Dieser Angriff auf migrantische Communitys, auf die Versammlungs- und Meinungsfreiheit geschah wohlgemerkt unter dem rot-rot-grünen Senat! In der Linkspartei nahen Zeitung Neues Deutschland ging ein Autor sogar so weit zu fordern, dass „die Linke dem Reflex der Solidarität gegen Repression widerstehen solle”. Genau das Gegenteil ist aber der Fall, alle Linken sollten im Angesichts dieser Repressionen in Solidarität stehen und eine Aufhebung der Verbote fordern und am Nakba Tag, dem Tag der an die Vertreibung der Palästinenser:innen erinnert, welcher Mitte Mai bevorsteht auf die Straßen gehen. 
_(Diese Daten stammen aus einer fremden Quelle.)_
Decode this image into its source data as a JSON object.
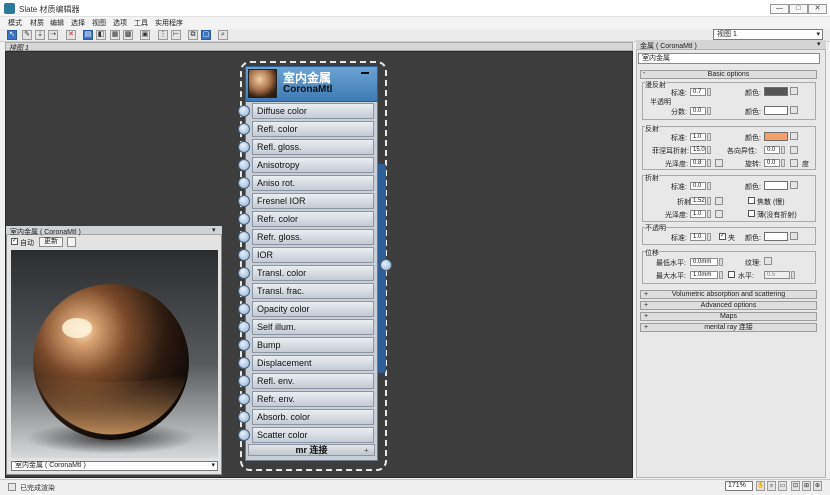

Die Verbote der Polizei und ihre Gewalt wurden im letzten Jahr auch von Menschenrechtsorganisationen wie Human rights watch verurteilt als: „unzulässige Einschränkungen der Meinungs- und Versammlungsfreiheit […] ein präventives Verbot des Gedenkens an ein Ereignis ist eine extreme Einschränkung, die faktisch eine kollektive Bestrafung derjenigen ist, die sich friedlich versammeln wollen und die auf Spekulationen über potentielle rechtswidrige Handlungen einer Minderheit beruht”. 

Die Verbote dieses wie letztes Jahr sind klar zu verurteilen, sie stehen im Zeichen der imperialistischen Politik des deutschen Staats, welcher auch von der Vertreibung der Palästinenser:innen profitiert und die israelische Apartheid bedingungslos finanziell, politisch wie militärisch unterstützt. In Zeiten der sich zuspitzenden internationalen geopolitischen Konflikte verschärfen sich auch die Repressionen gegen nationale Befreiungskämpfe, wie nicht zuletzt die ebenso zunehmende Kriminalisierung von politisch aktiven Kurd:innen in Europa zeigt.

Gegen die Demonstrationsverbote gibt es eine Kampagne, die auch wir als Klasse gegen Klasse /Revolutionäre internationalistische Organisation unterstützen. In dem von mehr als 160 Organisationen, Gewerkschaften und politischen Parteien unterzeichnetem Statement heißt es:

„Wir, die unterzeichnenden Organisationen, erklären unsere Ablehnung und Empörung über das Verbot der Berliner Polizei, an diesem Wochenende, dem 15. und 16. April, den Tag der palästinensischen Gefangenen zu begehen. Dieses Verbot ist nicht nur ein Angriff auf die palästinensische und arabische Gemeinde in Berlin und die Unterstützer:innen Palästinas, es ist eine Bedrohung, die sich gegen unser aller Meinungsfreiheit richtet. Darüber hinaus ist es ein Versuch, die Unterstützung für die 4.800 palästinensischen Gefangenen selbst zu ersticken, die hinter kolonialen Gittern für ihre Freiheit kämpfen.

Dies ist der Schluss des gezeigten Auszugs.